Iranian politician 1800–1871

Reza-Qoli Khan Hedayat (رضاقلی‌خان هدایت; 8 June 1800 – 29 June 1871) was a Qajar era Iranian literary historian, administrator, and poet.

==Biography==
Hedayat was born in Tehran on 8 June 1800 to a renowned family which was descended from the prominent 14th-century lyric-poet Kamal Khujandi. In his autobiographical work, Hedayat sometimes referred to himself as "Hedayat Mazan-darani", "Tabari", or "Tabarestani" due to his father Mohammad-Hadi Khan having served the Qajar tribal leaders in Mazandaran. Mohamad-Hadi Khan oversaw the finances and employees of the Qajar household under Agha Mohammad Khan Qajar. Under Fath-Ali Shah Qajar, he served as a provincial administrator in Khorasan and later Shiraz. He died in 1803, While working for the Qajar prince Hossein Ali Mirza as a treasurer. Upon the completion of his education, Reza-Qoli Khan entered the service of Hossein Ali Mirza son of Fath Ali Shah and governor of Shiraz. He was given the title of Khan and of Amir-ol Sho'ara in 1830, when Fath Ali Shah visited Shiraz.
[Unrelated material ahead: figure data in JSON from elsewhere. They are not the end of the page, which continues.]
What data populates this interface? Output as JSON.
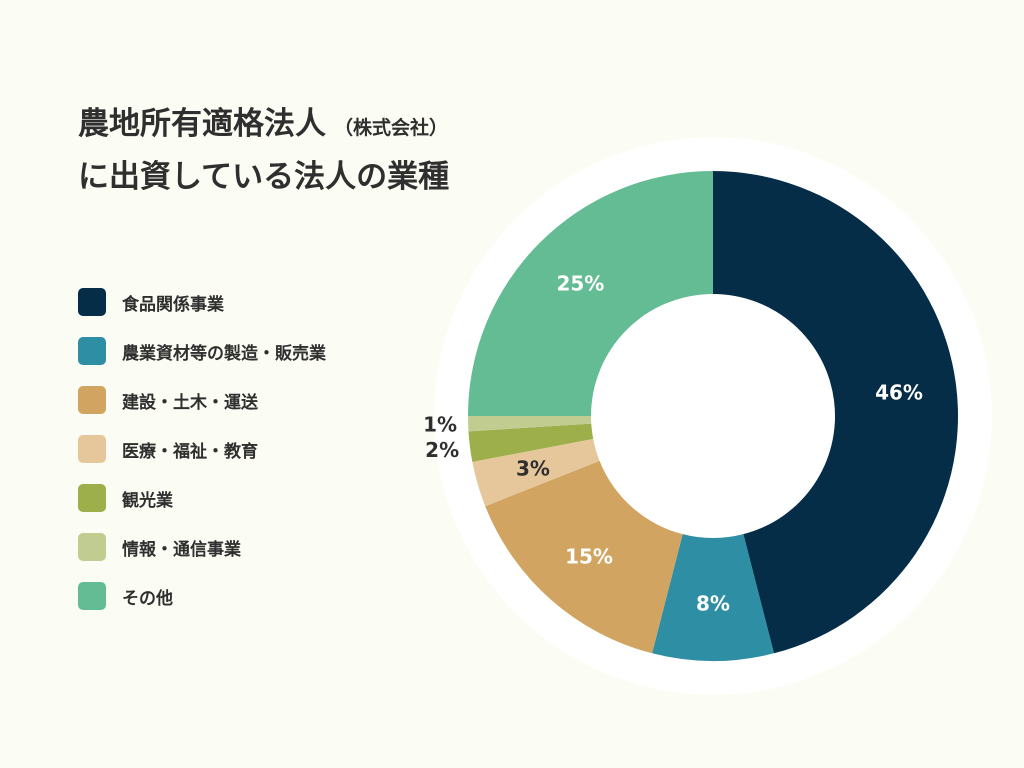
{
  "title": {
    "line1": "農地所有適格法人",
    "subtitle": "（株式会社）",
    "line2": "に出資している法人の業種"
  },
  "chart_data": {
    "type": "pie",
    "donut": true,
    "legend_position": "left",
    "title": "農地所有適格法人（株式会社）に出資している法人の業種",
    "unit": "%",
    "slices": [
      {
        "label": "食品関係事業",
        "value": 46,
        "display": "46%",
        "color": "#052d47",
        "text_color": "#ffffff"
      },
      {
        "label": "農業資材等の製造・販売業",
        "value": 8,
        "display": "8%",
        "color": "#2e8ea3",
        "text_color": "#ffffff"
      },
      {
        "label": "建設・土木・運送",
        "value": 15,
        "display": "15%",
        "color": "#d1a561",
        "text_color": "#ffffff"
      },
      {
        "label": "医療・福祉・教育",
        "value": 3,
        "display": "3%",
        "color": "#e6c79c",
        "text_color": "#2f2f2f"
      },
      {
        "label": "観光業",
        "value": 2,
        "display": "2%",
        "color": "#9caf4a",
        "text_color": "#2f2f2f"
      },
      {
        "label": "情報・通信事業",
        "value": 1,
        "display": "1%",
        "color": "#c1cc91",
        "text_color": "#2f2f2f"
      },
      {
        "label": "その他",
        "value": 25,
        "display": "25%",
        "color": "#63bc93",
        "text_color": "#ffffff"
      }
    ]
  }
}
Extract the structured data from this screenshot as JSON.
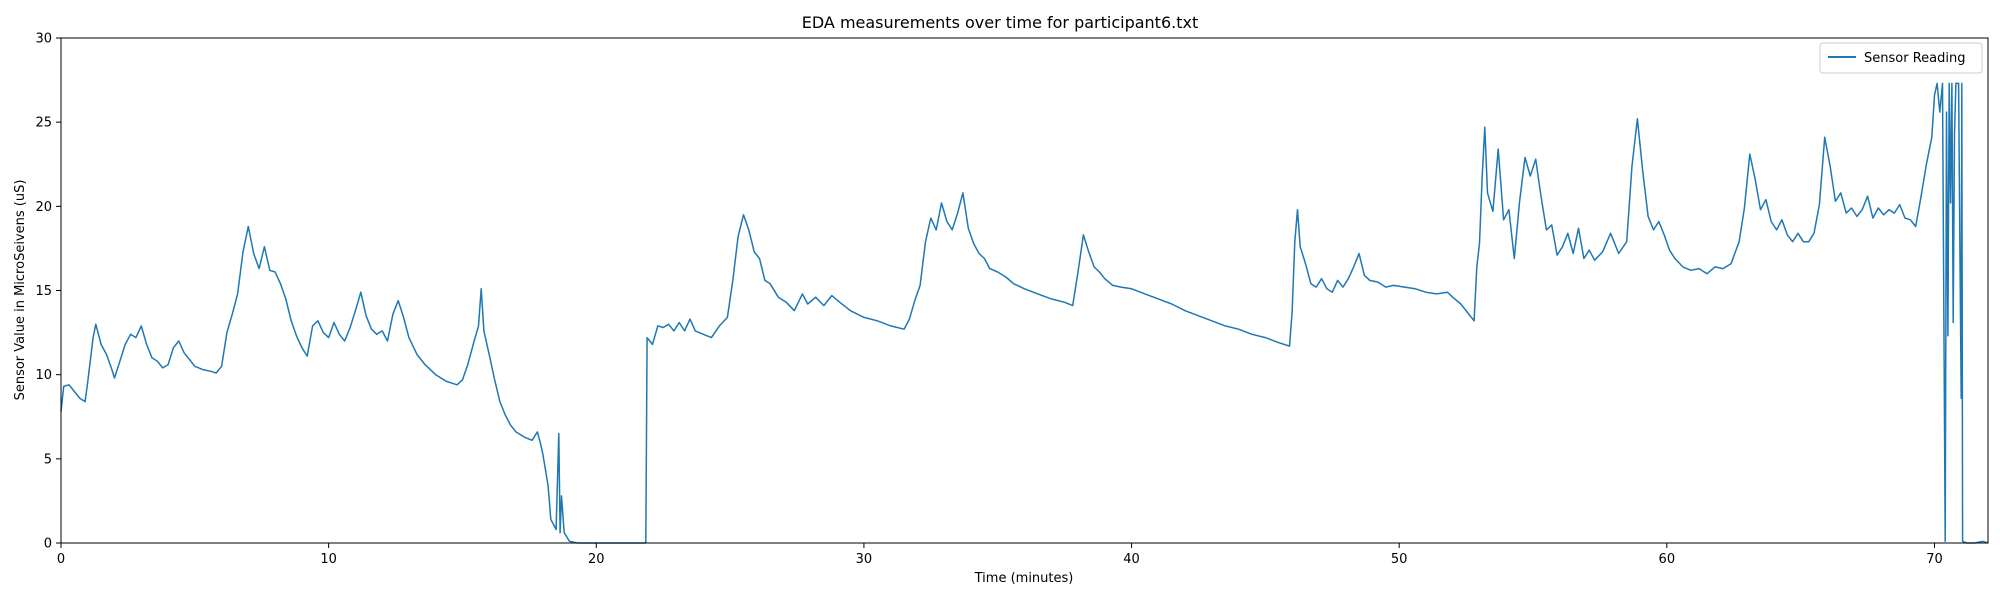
{
  "chart_data": {
    "type": "line",
    "title": "EDA measurements over time for participant6.txt",
    "xlabel": "Time (minutes)",
    "ylabel": "Sensor Value in MicroSeivens (uS)",
    "xlim": [
      0,
      72
    ],
    "ylim": [
      0,
      30
    ],
    "xticks": [
      0,
      10,
      20,
      30,
      40,
      50,
      60,
      70
    ],
    "yticks": [
      0,
      5,
      10,
      15,
      20,
      25,
      30
    ],
    "grid": false,
    "legend_position": "top-right",
    "series": [
      {
        "name": "Sensor Reading",
        "color": "#1f77b4",
        "points": [
          [
            0.0,
            7.8
          ],
          [
            0.1,
            9.3
          ],
          [
            0.3,
            9.4
          ],
          [
            0.5,
            9.0
          ],
          [
            0.7,
            8.6
          ],
          [
            0.9,
            8.4
          ],
          [
            1.0,
            9.6
          ],
          [
            1.2,
            12.2
          ],
          [
            1.3,
            13.0
          ],
          [
            1.5,
            11.8
          ],
          [
            1.7,
            11.2
          ],
          [
            1.9,
            10.3
          ],
          [
            2.0,
            9.8
          ],
          [
            2.2,
            10.8
          ],
          [
            2.4,
            11.8
          ],
          [
            2.6,
            12.4
          ],
          [
            2.8,
            12.2
          ],
          [
            3.0,
            12.9
          ],
          [
            3.2,
            11.8
          ],
          [
            3.4,
            11.0
          ],
          [
            3.6,
            10.8
          ],
          [
            3.8,
            10.4
          ],
          [
            4.0,
            10.6
          ],
          [
            4.2,
            11.6
          ],
          [
            4.4,
            12.0
          ],
          [
            4.6,
            11.3
          ],
          [
            4.8,
            10.9
          ],
          [
            5.0,
            10.5
          ],
          [
            5.3,
            10.3
          ],
          [
            5.6,
            10.2
          ],
          [
            5.8,
            10.1
          ],
          [
            6.0,
            10.5
          ],
          [
            6.2,
            12.5
          ],
          [
            6.4,
            13.6
          ],
          [
            6.6,
            14.8
          ],
          [
            6.8,
            17.3
          ],
          [
            7.0,
            18.8
          ],
          [
            7.2,
            17.2
          ],
          [
            7.4,
            16.3
          ],
          [
            7.6,
            17.6
          ],
          [
            7.8,
            16.2
          ],
          [
            8.0,
            16.1
          ],
          [
            8.2,
            15.4
          ],
          [
            8.4,
            14.5
          ],
          [
            8.6,
            13.2
          ],
          [
            8.8,
            12.3
          ],
          [
            9.0,
            11.6
          ],
          [
            9.2,
            11.1
          ],
          [
            9.4,
            12.9
          ],
          [
            9.6,
            13.2
          ],
          [
            9.8,
            12.5
          ],
          [
            10.0,
            12.2
          ],
          [
            10.2,
            13.1
          ],
          [
            10.4,
            12.4
          ],
          [
            10.6,
            12.0
          ],
          [
            10.8,
            12.8
          ],
          [
            11.0,
            13.8
          ],
          [
            11.2,
            14.9
          ],
          [
            11.4,
            13.5
          ],
          [
            11.6,
            12.7
          ],
          [
            11.8,
            12.4
          ],
          [
            12.0,
            12.6
          ],
          [
            12.2,
            12.0
          ],
          [
            12.4,
            13.6
          ],
          [
            12.6,
            14.4
          ],
          [
            12.8,
            13.4
          ],
          [
            13.0,
            12.2
          ],
          [
            13.3,
            11.2
          ],
          [
            13.6,
            10.6
          ],
          [
            14.0,
            10.0
          ],
          [
            14.4,
            9.6
          ],
          [
            14.8,
            9.4
          ],
          [
            15.0,
            9.7
          ],
          [
            15.2,
            10.6
          ],
          [
            15.4,
            11.8
          ],
          [
            15.6,
            12.9
          ],
          [
            15.7,
            15.1
          ],
          [
            15.8,
            12.6
          ],
          [
            16.0,
            11.2
          ],
          [
            16.2,
            9.7
          ],
          [
            16.4,
            8.4
          ],
          [
            16.6,
            7.6
          ],
          [
            16.8,
            7.0
          ],
          [
            17.0,
            6.6
          ],
          [
            17.3,
            6.3
          ],
          [
            17.6,
            6.1
          ],
          [
            17.8,
            6.6
          ],
          [
            17.9,
            6.0
          ],
          [
            18.0,
            5.3
          ],
          [
            18.2,
            3.4
          ],
          [
            18.3,
            1.4
          ],
          [
            18.4,
            1.1
          ],
          [
            18.5,
            0.8
          ],
          [
            18.6,
            6.5
          ],
          [
            18.65,
            0.6
          ],
          [
            18.7,
            2.8
          ],
          [
            18.8,
            0.6
          ],
          [
            19.0,
            0.1
          ],
          [
            19.3,
            0.0
          ],
          [
            19.6,
            0.0
          ],
          [
            20.0,
            0.0
          ],
          [
            20.5,
            0.0
          ],
          [
            21.0,
            0.0
          ],
          [
            21.5,
            0.0
          ],
          [
            21.85,
            0.0
          ],
          [
            21.9,
            12.2
          ],
          [
            22.1,
            11.8
          ],
          [
            22.3,
            12.9
          ],
          [
            22.5,
            12.8
          ],
          [
            22.7,
            13.0
          ],
          [
            22.9,
            12.6
          ],
          [
            23.1,
            13.1
          ],
          [
            23.3,
            12.6
          ],
          [
            23.5,
            13.3
          ],
          [
            23.7,
            12.6
          ],
          [
            24.0,
            12.4
          ],
          [
            24.3,
            12.2
          ],
          [
            24.6,
            12.9
          ],
          [
            24.9,
            13.4
          ],
          [
            25.1,
            15.6
          ],
          [
            25.3,
            18.2
          ],
          [
            25.5,
            19.5
          ],
          [
            25.7,
            18.6
          ],
          [
            25.9,
            17.3
          ],
          [
            26.1,
            16.9
          ],
          [
            26.3,
            15.6
          ],
          [
            26.5,
            15.4
          ],
          [
            26.8,
            14.6
          ],
          [
            27.1,
            14.3
          ],
          [
            27.4,
            13.8
          ],
          [
            27.7,
            14.8
          ],
          [
            27.9,
            14.2
          ],
          [
            28.2,
            14.6
          ],
          [
            28.5,
            14.1
          ],
          [
            28.8,
            14.7
          ],
          [
            29.1,
            14.3
          ],
          [
            29.5,
            13.8
          ],
          [
            30.0,
            13.4
          ],
          [
            30.5,
            13.2
          ],
          [
            31.0,
            12.9
          ],
          [
            31.5,
            12.7
          ],
          [
            31.7,
            13.3
          ],
          [
            31.9,
            14.4
          ],
          [
            32.1,
            15.3
          ],
          [
            32.3,
            17.9
          ],
          [
            32.5,
            19.3
          ],
          [
            32.7,
            18.6
          ],
          [
            32.9,
            20.2
          ],
          [
            33.1,
            19.1
          ],
          [
            33.3,
            18.6
          ],
          [
            33.5,
            19.6
          ],
          [
            33.7,
            20.8
          ],
          [
            33.9,
            18.7
          ],
          [
            34.1,
            17.8
          ],
          [
            34.3,
            17.2
          ],
          [
            34.5,
            16.9
          ],
          [
            34.7,
            16.3
          ],
          [
            35.0,
            16.1
          ],
          [
            35.3,
            15.8
          ],
          [
            35.6,
            15.4
          ],
          [
            36.0,
            15.1
          ],
          [
            36.5,
            14.8
          ],
          [
            37.0,
            14.5
          ],
          [
            37.5,
            14.3
          ],
          [
            37.8,
            14.1
          ],
          [
            38.0,
            16.1
          ],
          [
            38.2,
            18.3
          ],
          [
            38.4,
            17.3
          ],
          [
            38.6,
            16.4
          ],
          [
            38.8,
            16.1
          ],
          [
            39.0,
            15.7
          ],
          [
            39.3,
            15.3
          ],
          [
            39.6,
            15.2
          ],
          [
            40.0,
            15.1
          ],
          [
            40.5,
            14.8
          ],
          [
            41.0,
            14.5
          ],
          [
            41.5,
            14.2
          ],
          [
            42.0,
            13.8
          ],
          [
            42.5,
            13.5
          ],
          [
            43.0,
            13.2
          ],
          [
            43.5,
            12.9
          ],
          [
            44.0,
            12.7
          ],
          [
            44.5,
            12.4
          ],
          [
            45.0,
            12.2
          ],
          [
            45.5,
            11.9
          ],
          [
            45.9,
            11.7
          ],
          [
            46.0,
            13.7
          ],
          [
            46.1,
            17.9
          ],
          [
            46.2,
            19.8
          ],
          [
            46.3,
            17.6
          ],
          [
            46.5,
            16.6
          ],
          [
            46.7,
            15.4
          ],
          [
            46.9,
            15.2
          ],
          [
            47.1,
            15.7
          ],
          [
            47.3,
            15.1
          ],
          [
            47.5,
            14.9
          ],
          [
            47.7,
            15.6
          ],
          [
            47.9,
            15.2
          ],
          [
            48.1,
            15.7
          ],
          [
            48.3,
            16.4
          ],
          [
            48.5,
            17.2
          ],
          [
            48.7,
            15.9
          ],
          [
            48.9,
            15.6
          ],
          [
            49.2,
            15.5
          ],
          [
            49.5,
            15.2
          ],
          [
            49.8,
            15.3
          ],
          [
            50.2,
            15.2
          ],
          [
            50.6,
            15.1
          ],
          [
            51.0,
            14.9
          ],
          [
            51.4,
            14.8
          ],
          [
            51.8,
            14.9
          ],
          [
            52.0,
            14.6
          ],
          [
            52.3,
            14.2
          ],
          [
            52.6,
            13.6
          ],
          [
            52.8,
            13.2
          ],
          [
            52.9,
            16.4
          ],
          [
            53.0,
            17.8
          ],
          [
            53.1,
            21.8
          ],
          [
            53.2,
            24.7
          ],
          [
            53.3,
            20.8
          ],
          [
            53.5,
            19.7
          ],
          [
            53.7,
            23.4
          ],
          [
            53.9,
            19.2
          ],
          [
            54.1,
            19.8
          ],
          [
            54.3,
            16.9
          ],
          [
            54.5,
            20.3
          ],
          [
            54.7,
            22.9
          ],
          [
            54.9,
            21.8
          ],
          [
            55.1,
            22.8
          ],
          [
            55.3,
            20.6
          ],
          [
            55.5,
            18.6
          ],
          [
            55.7,
            18.9
          ],
          [
            55.9,
            17.1
          ],
          [
            56.1,
            17.6
          ],
          [
            56.3,
            18.4
          ],
          [
            56.5,
            17.2
          ],
          [
            56.7,
            18.7
          ],
          [
            56.9,
            16.9
          ],
          [
            57.1,
            17.4
          ],
          [
            57.3,
            16.8
          ],
          [
            57.6,
            17.3
          ],
          [
            57.9,
            18.4
          ],
          [
            58.2,
            17.2
          ],
          [
            58.5,
            17.9
          ],
          [
            58.7,
            22.4
          ],
          [
            58.9,
            25.2
          ],
          [
            59.1,
            22.1
          ],
          [
            59.3,
            19.4
          ],
          [
            59.5,
            18.6
          ],
          [
            59.7,
            19.1
          ],
          [
            59.9,
            18.3
          ],
          [
            60.1,
            17.4
          ],
          [
            60.3,
            16.9
          ],
          [
            60.6,
            16.4
          ],
          [
            60.9,
            16.2
          ],
          [
            61.2,
            16.3
          ],
          [
            61.5,
            16.0
          ],
          [
            61.8,
            16.4
          ],
          [
            62.1,
            16.3
          ],
          [
            62.4,
            16.6
          ],
          [
            62.7,
            17.9
          ],
          [
            62.9,
            19.9
          ],
          [
            63.1,
            23.1
          ],
          [
            63.3,
            21.6
          ],
          [
            63.5,
            19.8
          ],
          [
            63.7,
            20.4
          ],
          [
            63.9,
            19.1
          ],
          [
            64.1,
            18.6
          ],
          [
            64.3,
            19.2
          ],
          [
            64.5,
            18.3
          ],
          [
            64.7,
            17.9
          ],
          [
            64.9,
            18.4
          ],
          [
            65.1,
            17.9
          ],
          [
            65.3,
            17.9
          ],
          [
            65.5,
            18.4
          ],
          [
            65.7,
            20.1
          ],
          [
            65.9,
            24.1
          ],
          [
            66.1,
            22.4
          ],
          [
            66.3,
            20.3
          ],
          [
            66.5,
            20.8
          ],
          [
            66.7,
            19.6
          ],
          [
            66.9,
            19.9
          ],
          [
            67.1,
            19.4
          ],
          [
            67.3,
            19.8
          ],
          [
            67.5,
            20.6
          ],
          [
            67.7,
            19.3
          ],
          [
            67.9,
            19.9
          ],
          [
            68.1,
            19.5
          ],
          [
            68.3,
            19.8
          ],
          [
            68.5,
            19.6
          ],
          [
            68.7,
            20.1
          ],
          [
            68.9,
            19.3
          ],
          [
            69.1,
            19.2
          ],
          [
            69.3,
            18.8
          ],
          [
            69.5,
            20.6
          ],
          [
            69.7,
            22.5
          ],
          [
            69.9,
            24.1
          ],
          [
            70.0,
            26.6
          ],
          [
            70.1,
            27.3
          ],
          [
            70.2,
            25.6
          ],
          [
            70.3,
            27.3
          ],
          [
            70.4,
            0.1
          ],
          [
            70.45,
            25.6
          ],
          [
            70.5,
            12.3
          ],
          [
            70.55,
            27.3
          ],
          [
            70.6,
            20.2
          ],
          [
            70.65,
            27.3
          ],
          [
            70.7,
            13.1
          ],
          [
            70.75,
            24.3
          ],
          [
            70.8,
            27.3
          ],
          [
            70.9,
            27.3
          ],
          [
            70.95,
            17.6
          ],
          [
            71.0,
            8.6
          ],
          [
            71.02,
            27.3
          ],
          [
            71.05,
            0.1
          ],
          [
            71.2,
            0.0
          ],
          [
            71.5,
            0.0
          ],
          [
            71.8,
            0.1
          ],
          [
            72.0,
            0.0
          ]
        ]
      }
    ]
  }
}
In 1838 he came back to Tehran. Mohammad Shah Qajar instructed him to remain at the court and in 1841 selected him as tutor to his son Prince Abbas Mirza Molk Ara. In 1847 he was appointed governor of Firuzkuh.

=== Mission to Khiva ===
In 1851, he was chosen by Naser al-Din Shah Qajar to lead the Embassy to Khiva. Relations between Iran and Khwarazm were at this time strained by mutual distrust, the Khan of Khiva having been accused of supporting the Salar Revolt and conducting raids on Northern Khorasan some years prior.
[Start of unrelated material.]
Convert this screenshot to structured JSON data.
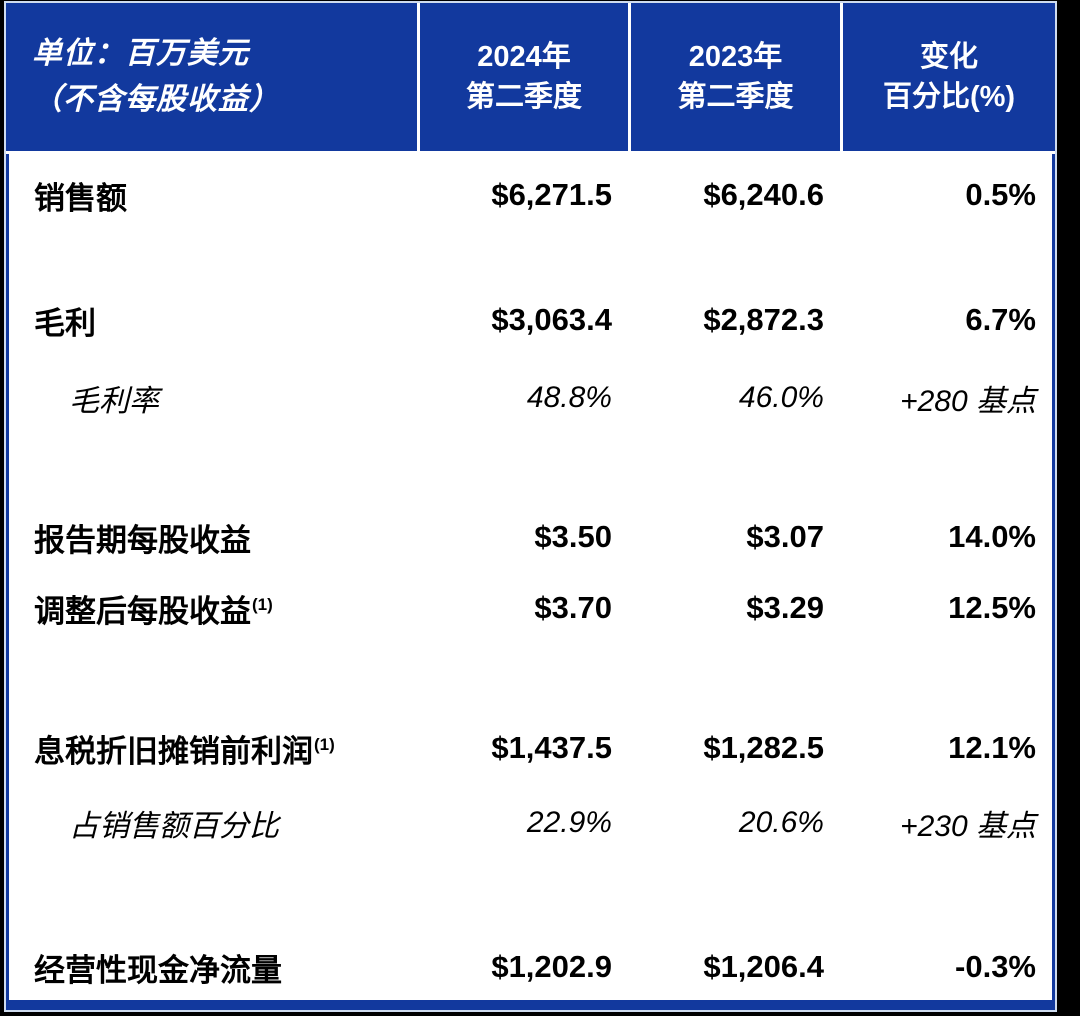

He was minister of education in 1852 and principal of the newly founded Dar-ol-fonoon College at Tehran.

In 1857, he was selected as tutor of Mozaffar ad-Din Shah Qajar.
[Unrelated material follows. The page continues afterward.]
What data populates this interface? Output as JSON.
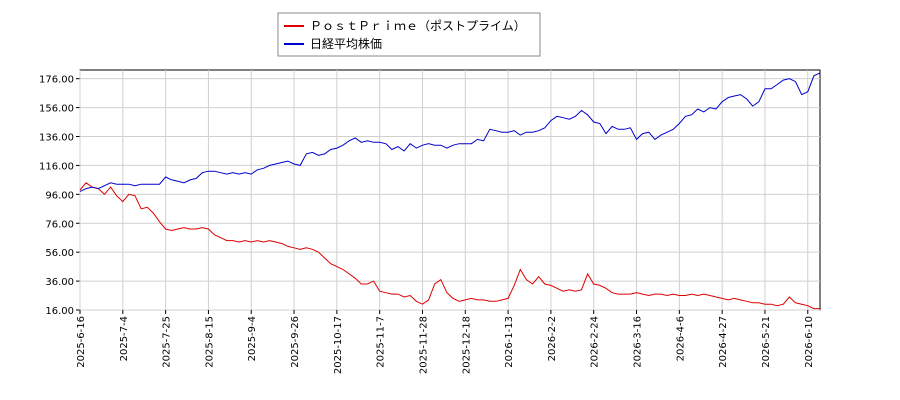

He died from a severe illness in 1871. He had two sons, Ali Qoli Khan Mokhber ed-Dowleh and Ja'afar Qoli Khan Nayer-ol-Molk. Reza Qoli Khan was a great-grandfather of Sadegh Hedayat.

==Works==
- Farhang-e anjomanārā-ye nāṣeri (a Persian dictionary)
- Madārej al-balāḡa dar ʿElm-e Badiʿ (on Persian rhetoric)
- Majmaʿ al-foṣaḥā ("The meeting place of the eloquent")
- Rawżat al-ṣafā-ye nāṣeri
- Riāż al-ʿārefin ("The gardens of the Mystics")
- Tārix-e Rawżat al-ṣafā-ye nāṣeri (on history)

He also wrote a Divan containing 50,000 distichs and six Mathnawis.